Career NFL statistics
- Fumble recoveries: 2
- Stats at Pro Football Reference

= Egypt Allen =

American football player (born 1964)

Egypt Tyrone Allen (born July 28, 1964) is an American former professional football player who was a safety for one season with the Chicago Bears of the National Football League (NFL). He played college football for the TCU Horned Frogs.

==Early life==

Allen grew up in Dallas, Texas and graduated from South Oak Cliff High School, where he starred as a defensive back on their football team.

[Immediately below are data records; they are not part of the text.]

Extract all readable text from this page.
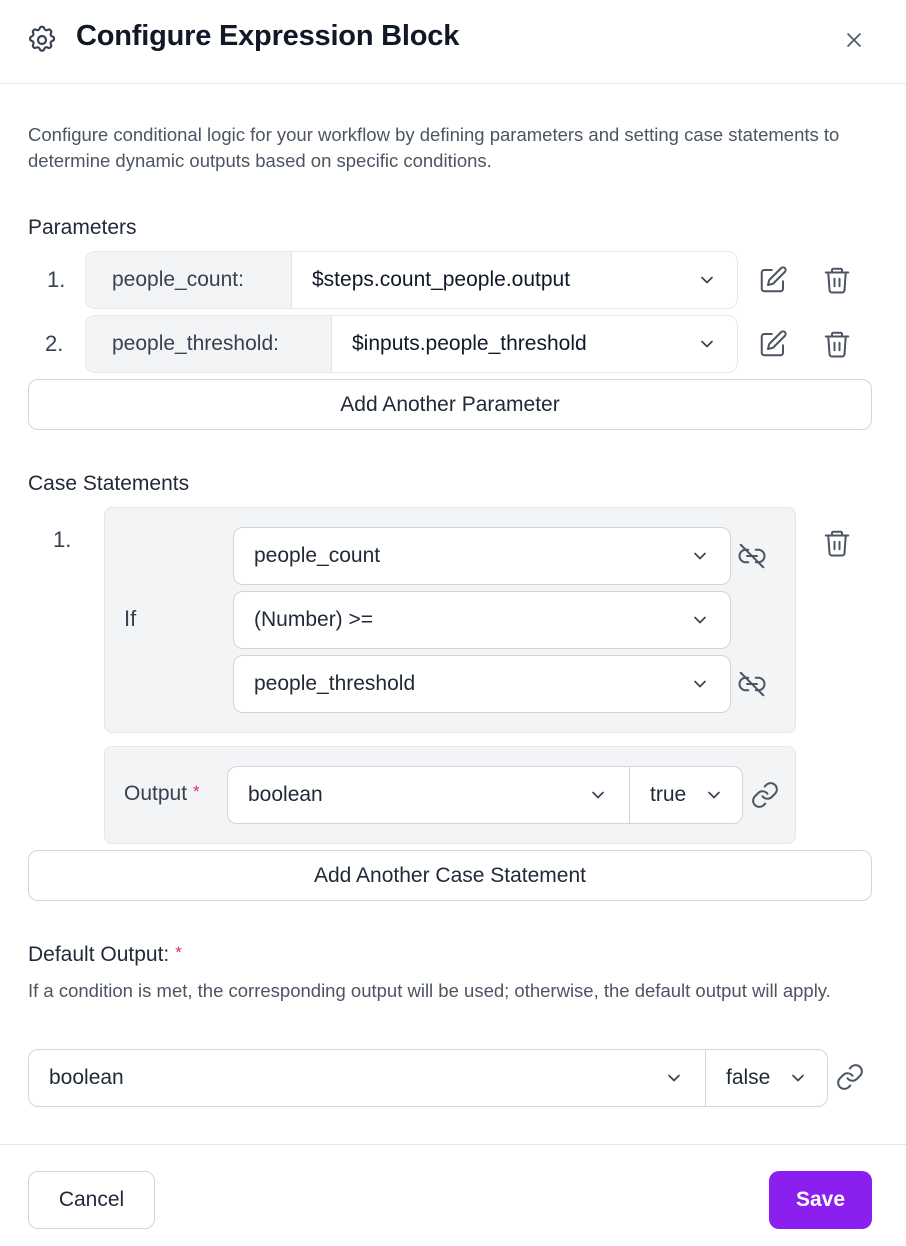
Configure Expression Block
Configure conditional logic for your workflow by defining parameters and setting case statements to determine dynamic outputs based on specific conditions.
Parameters
1.	people_count:	$steps.count_people.output
2.	people_threshold:	$inputs.people_threshold
Add Another Parameter
Case Statements
1.
If
people_count
(Number) >=
people_threshold
Output * boolean	true
Add Another Case Statement
Default Output: *
If a condition is met, the corresponding output will be used; otherwise, the default output will apply.
boolean	false
Cancel	Save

Heavily recruited by colleges to play football, Allen matriculated at Texas Christian University in 1982, where he played three seasons as a defensive back.

==Controversy==
In September of his senior year, Allen was one of 7 TCU players who publicly revealed that they had received cash in exchange for signing to play football with TCU. As soon as the payments were made public in September 1985, Allen and the other players were made ineligible to play (as per NCAA rules) and were removed from the team, though their scholarships were guaranteed through 1987.
Allen and two other players sued the University in 1985, indicating that they had thought the payments were sanctioned by the University since one of the involved alumni, Richard Lowe, was a member of the TCU Board of Trustees, as well as a former TCU football player. Payments were also commonplace for blue chip athletes like Allen; Lowe later asserted that 29 TCU players were paid during the tenure of the TCU coach F.A. Dry who had recruited Allen.

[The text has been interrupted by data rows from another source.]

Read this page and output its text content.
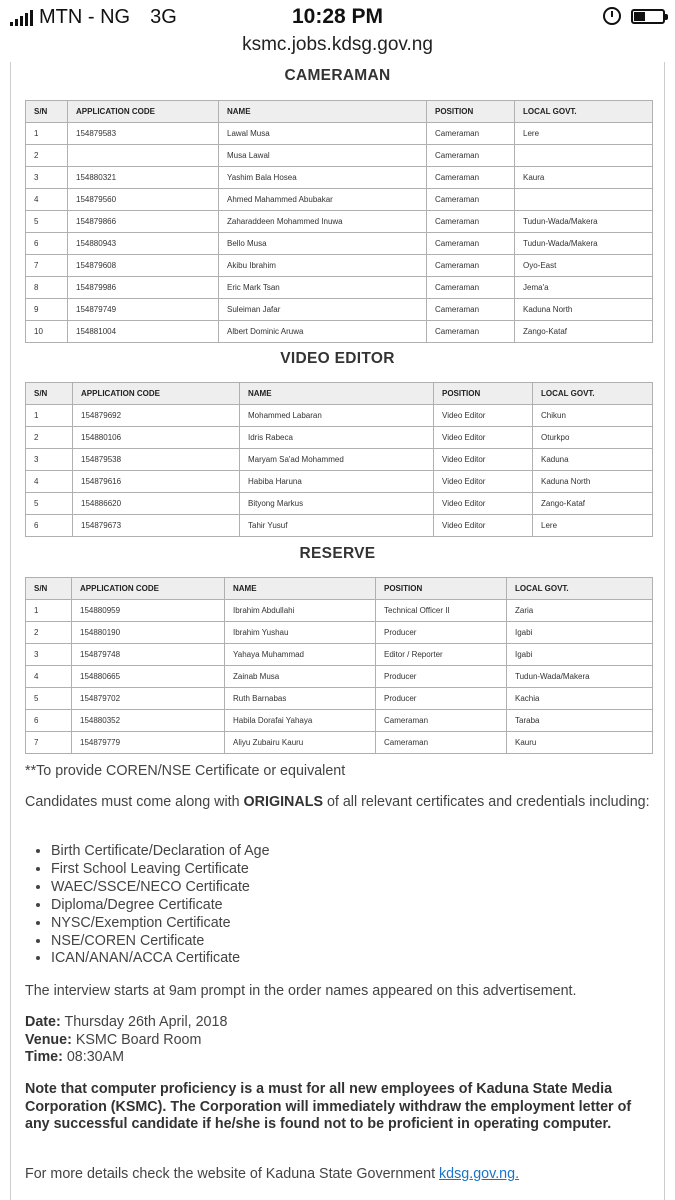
MTN - NG 3G	10:28 PM
ksmc.jobs.kdsg.gov.ng
CAMERAMAN
S/N	APPLICATION CODE	NAME	POSITION	LOCAL GOVT.
1	154879583	Lawal Musa	Cameraman	Lere
2		Musa Lawal	Cameraman	
3	154880321	Yashim Bala Hosea	Cameraman	Kaura
4	154879560	Ahmed Mahammed Abubakar	Cameraman	
5	154879866	Zaharaddeen Mohammed Inuwa	Cameraman	Tudun-Wada/Makera
6	154880943	Bello Musa	Cameraman	Tudun-Wada/Makera
7	154879608	Akibu Ibrahim	Cameraman	Oyo-East
8	154879986	Eric Mark Tsan	Cameraman	Jema'a
9	154879749	Suleiman Jafar	Cameraman	Kaduna North
10	154881004	Albert Dominic Aruwa	Cameraman	Zango-Kataf
VIDEO EDITOR
S/N	APPLICATION CODE	NAME	POSITION	LOCAL GOVT.
1	154879692	Mohammed Labaran	Video Editor	Chikun
2	154880106	Idris Rabeca	Video Editor	Oturkpo
3	154879538	Maryam Sa'ad Mohammed	Video Editor	Kaduna
4	154879616	Habiba Haruna	Video Editor	Kaduna North
5	154886620	Bityong Markus	Video Editor	Zango-Kataf
6	154879673	Tahir Yusuf	Video Editor	Lere
RESERVE
S/N	APPLICATION CODE	NAME	POSITION	LOCAL GOVT.
1	154880959	Ibrahim Abdullahi	Technical Officer II	Zaria
2	154880190	Ibrahim Yushau	Producer	Igabi
3	154879748	Yahaya Muhammad	Editor / Reporter	Igabi
4	154880665	Zainab Musa	Producer	Tudun-Wada/Makera
5	154879702	Ruth Barnabas	Producer	Kachia
6	154880352	Habila Dorafai Yahaya	Cameraman	Taraba
7	154879779	Aliyu Zubairu Kauru	Cameraman	Kauru
**To provide COREN/NSE Certificate or equivalent
Candidates must come along with ORIGINALS of all relevant certificates and credentials including:
• Birth Certificate/Declaration of Age
• First School Leaving Certificate
• WAEC/SSCE/NECO Certificate
• Diploma/Degree Certificate
• NYSC/Exemption Certificate
• NSE/COREN Certificate
• ICAN/ANAN/ACCA Certificate
The interview starts at 9am prompt in the order names appeared on this advertisement.
Date: Thursday 26th April, 2018
Venue: KSMC Board Room
Time: 08:30AM
Note that computer proficiency is a must for all new employees of Kaduna State Media Corporation (KSMC). The Corporation will immediately withdraw the employment letter of any successful candidate if he/she is found not to be proficient in operating computer.
For more details check the website of Kaduna State Government kdsg.gov.ng.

Allen never again played a complete football season. In the context of the NCAA suspension, Allen declared for the NFL draft but was not drafted.
==Professional career==
Allen was signed in the middle of the 1987 season by the Chicago Bears as a replacement player. While most replacement players were released after the 1987 NFL strike ended, Allen stayed. He played in a total of 6 games but was cut the following preseason.